The leader of the radical left of Podemos announced Monday his surprise departure from a Spanish government in the grip of tensions, in order to stand in the regional elections in Madrid, a very risky bet.
“I am going to run in the May 4 elections in the Madrid region,” said Pablo Iglesias, a 42-year-old former professor of political science in a video posted on social networks which took the country by surprise. “I communicated (to the head of the socialist government) Pedro Sanchez my decision to leave my post in the government when the electoral campaign begins,” he added.
Tensions between the Socialists and Podemos
Founder and number one of Podemos since its creation in 2014, Pablo Iglesias also indicated that the current Minister of Labor Yolanda Diaz would replace him as the party’s candidate during the next legislative elections, scheduled for 2023. A little over a year later the formation of the first coalition government in the country since the end of the Franco dictatorship, this departure is a real political coup in Spain.
He intervenes against a background of growing tensions between the socialists of Pedro Sanchez and Podemos, the two formations that make up this minority executive of which Pablo Iglesias has been one of the four vice-presidents since January 2020.
A divisive figure for the Socialists, the latter had faced the veto of Pedro Sanchez when he entered the government, before the Socialist finally gave in after a new ballot in November 2019.
A risky bet for Iglesias
While Podemos is in decline, this decision is also a very risky bet for Pablo Iglesias who leaves the national political scene without any assurance of taking to the right the richest region of the country that she has ruled for more than 25 years. .

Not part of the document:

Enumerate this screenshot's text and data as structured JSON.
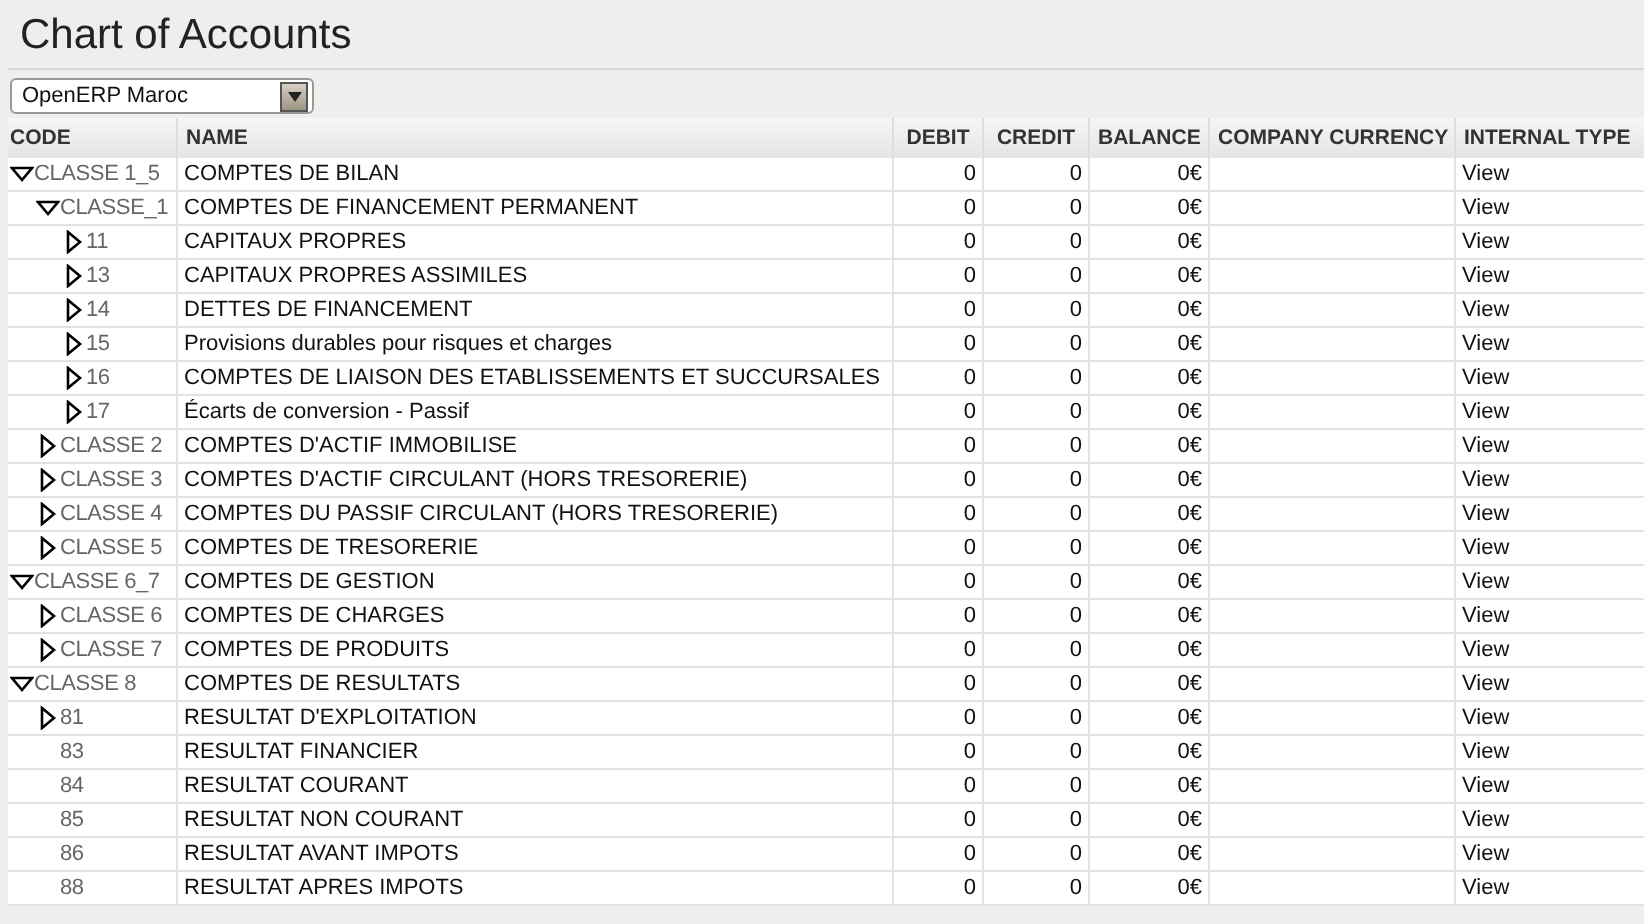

“It’s crazy, the costs are enormous” while “everyone gives the beaten left” in Madrid, judge Anton Losada, political scientist at the University of Santiago de Compostela.
“It’s a strong but politically risky bet. He can lose just as much as Isabel Diaz Ayuso, ”the current president of the region, adds Paloma Roman, professor of political science at the Complutense University of Madrid, the same where Pablo Iglesias taught.

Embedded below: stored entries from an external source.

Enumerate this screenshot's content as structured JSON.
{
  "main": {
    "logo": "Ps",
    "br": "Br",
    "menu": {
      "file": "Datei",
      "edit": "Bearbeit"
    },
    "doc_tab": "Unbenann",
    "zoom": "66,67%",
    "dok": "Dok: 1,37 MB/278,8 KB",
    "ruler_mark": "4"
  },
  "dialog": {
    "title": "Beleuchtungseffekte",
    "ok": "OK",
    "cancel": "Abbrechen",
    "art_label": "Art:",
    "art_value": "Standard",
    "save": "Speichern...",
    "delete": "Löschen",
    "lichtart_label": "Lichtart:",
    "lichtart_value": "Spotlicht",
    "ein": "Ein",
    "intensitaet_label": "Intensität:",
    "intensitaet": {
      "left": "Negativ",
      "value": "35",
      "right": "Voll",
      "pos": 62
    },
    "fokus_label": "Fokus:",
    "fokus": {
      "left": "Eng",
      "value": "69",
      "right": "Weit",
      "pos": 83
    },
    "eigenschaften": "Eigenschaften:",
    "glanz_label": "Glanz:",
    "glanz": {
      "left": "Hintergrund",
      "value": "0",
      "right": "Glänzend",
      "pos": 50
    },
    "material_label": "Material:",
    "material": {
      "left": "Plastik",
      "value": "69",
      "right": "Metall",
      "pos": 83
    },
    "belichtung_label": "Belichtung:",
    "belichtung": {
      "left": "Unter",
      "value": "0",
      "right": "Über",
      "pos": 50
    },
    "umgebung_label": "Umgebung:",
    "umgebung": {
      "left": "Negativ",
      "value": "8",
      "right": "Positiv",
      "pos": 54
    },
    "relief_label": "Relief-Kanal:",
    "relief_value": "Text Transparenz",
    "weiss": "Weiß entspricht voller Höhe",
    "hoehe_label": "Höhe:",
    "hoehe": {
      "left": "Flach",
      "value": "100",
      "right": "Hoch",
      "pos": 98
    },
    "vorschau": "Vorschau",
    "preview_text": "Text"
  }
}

Isabel Diaz Ayuso candidate on the right
A rising figure in the hard right-wing Popular Party, Isabel Diaz Ayuso also created a surprise by breaking off her alliance with the liberal Ciudadanos party last week to call early elections, a decision that redraws the landscape on the right. She said she feared the same fate as the PP in the region of Murcia (south-east), where it was also allied with Ciudadanos.
The liberals have effectively made an about-face in this region to promote a motion of censure against the PP with the socialists in an attempt to eject the conservatives from power. With the arrival of Pablo Iglesias, the regional election in Madrid strengthens its national dimension.